Today I lost a friend.
He died suddenly, he’d been struggling with health issues…but he was so young.
It puts things into perspective for me. Bringing life, death, and this tangible reality so much closer to me, so much so that I can almost touch it…it is all that I can see right now. I know that it’s the dull ache of what’s missing. I know that it’s the raw emotions that are welling up within me, but it also makes me appreciate things a little more. The small things. The immediate things. The intimate moments with my family. The laugh that I can extract from my small 6 year olds as I tickle them just before bed time. I don’t want to miss any of this. I take these vital moments all too often for granted.
STOP TAKING LIFE FOR GRANTED!
I think I am only scratching the surface in my own life, but what I am realizing is that I have a deep need for simplicity. We often make life more complicated that it really should be. We tangle ourselves up in frustrating lives with debt, stress, pursuits of the “next big thing” and we fail to appreciate what we already have.
I think that’s the whole reason this tiny home culture has taken off. Since the housing market crash a few years ago, people have begun to see how futile the push for success, money, fame and materialism can be. We are working ourselves to death, we are becoming slaves to our stuff and we can’t seem to find the exit to this mad merry-go-round that won’t stop going around in circles. So people are downsizing, taking a step back, reanalyzing their lives and the importance of certain things.
In a very real sense it is a spiritual journey. A spiritual awakening or re-awakening in some.
How can we crave less stuff, find happiness and realize how much we have been taking the simple things for granted?
This journey towards simplicity looks vastly different to many people. I think it’s cathartic to begin the quest and to see where it takes us. I don’t want to look back at my life twenty or thirty years from now and realize how much I missed because I was so consumed in my own selfish little world that I missed my opportunity to watch my children grow up and my chance to leave a positive lasting impact on them.
Simplicity is a spiritual discipline and yet I think all too often we look at these spiritual disciplines and view them as rigid rules and the finality of a goal that seems very far off. I also believe many view simplicity as too difficult for them to accomplish or too drastic of a lifestyle to ever seriously consider adopting.
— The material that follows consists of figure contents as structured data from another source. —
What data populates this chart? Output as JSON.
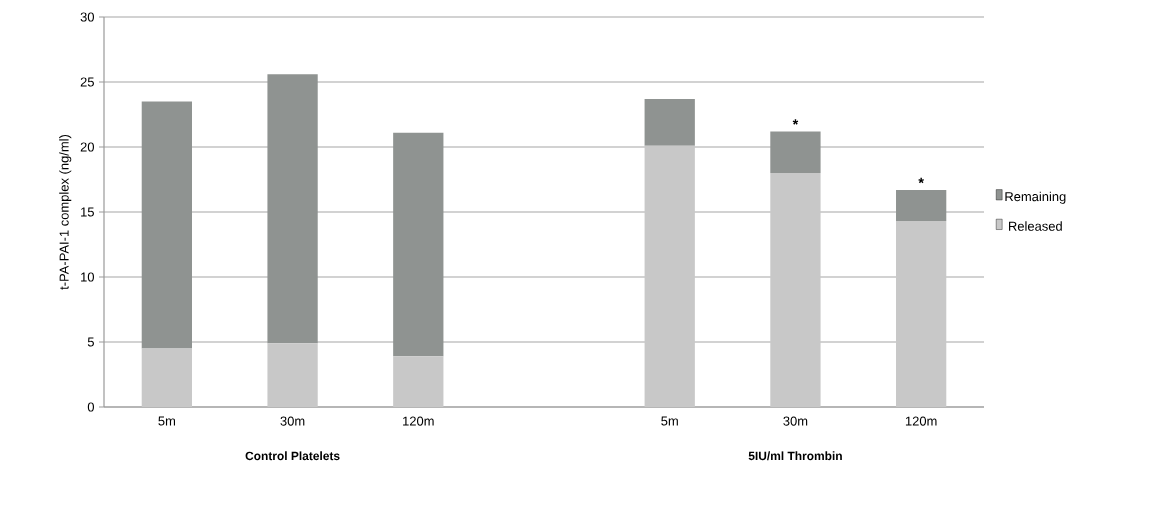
{
  "chart_data": {
    "type": "bar",
    "stacked": true,
    "ylabel": "t-PA-PAI-1 complex (ng/ml)",
    "categories": [
      "5m",
      "30m",
      "120m",
      null,
      "5m",
      "30m",
      "120m"
    ],
    "series": [
      {
        "name": "Released",
        "color": "#c8c8c8",
        "values": [
          4.5,
          4.9,
          3.9,
          null,
          20.1,
          18.0,
          14.3
        ]
      },
      {
        "name": "Remaining",
        "color": "#8f9391",
        "values": [
          19.0,
          20.7,
          17.2,
          null,
          3.6,
          3.2,
          2.4
        ]
      }
    ],
    "ylim": [
      0,
      30
    ],
    "yticks": [
      0,
      5,
      10,
      15,
      20,
      25,
      30
    ],
    "grid": "y",
    "legend": "right",
    "annotations": [
      "Control Platelets",
      "5IU/ml Thrombin",
      "*",
      "*"
    ]
  }
}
Yet, every road that we journey on has to begin somewhere. We have to make a conscious decision to take those first steps. Living a discipline of simplicity doesn’t begin with a run, it begins with a crawl.
Obviously living a life within the spiritual discipline of simplicity is more than giving up “stuff”…it calls for a deeper faith, a stronger trust, a determined heart.
Questions to consider:
Am I a victim of the rat race?
Am I enslaved to my stuff?
Could I benefit from downsizing and “uncomplicating” my life?
What have I sacrificed or missed because of my present priorities (making it to kid’s events, spending time with the family, lost time with my spouse, lost time with my friends, my church)?
Living a Spiritual Discipline of Simplicity isn’t easy…no one ever said it wouldn’t cost us something; but think of what we will gain from this path. We all have to start from somewhere, perhaps it’s time to find out.
-Just something else to ponder today.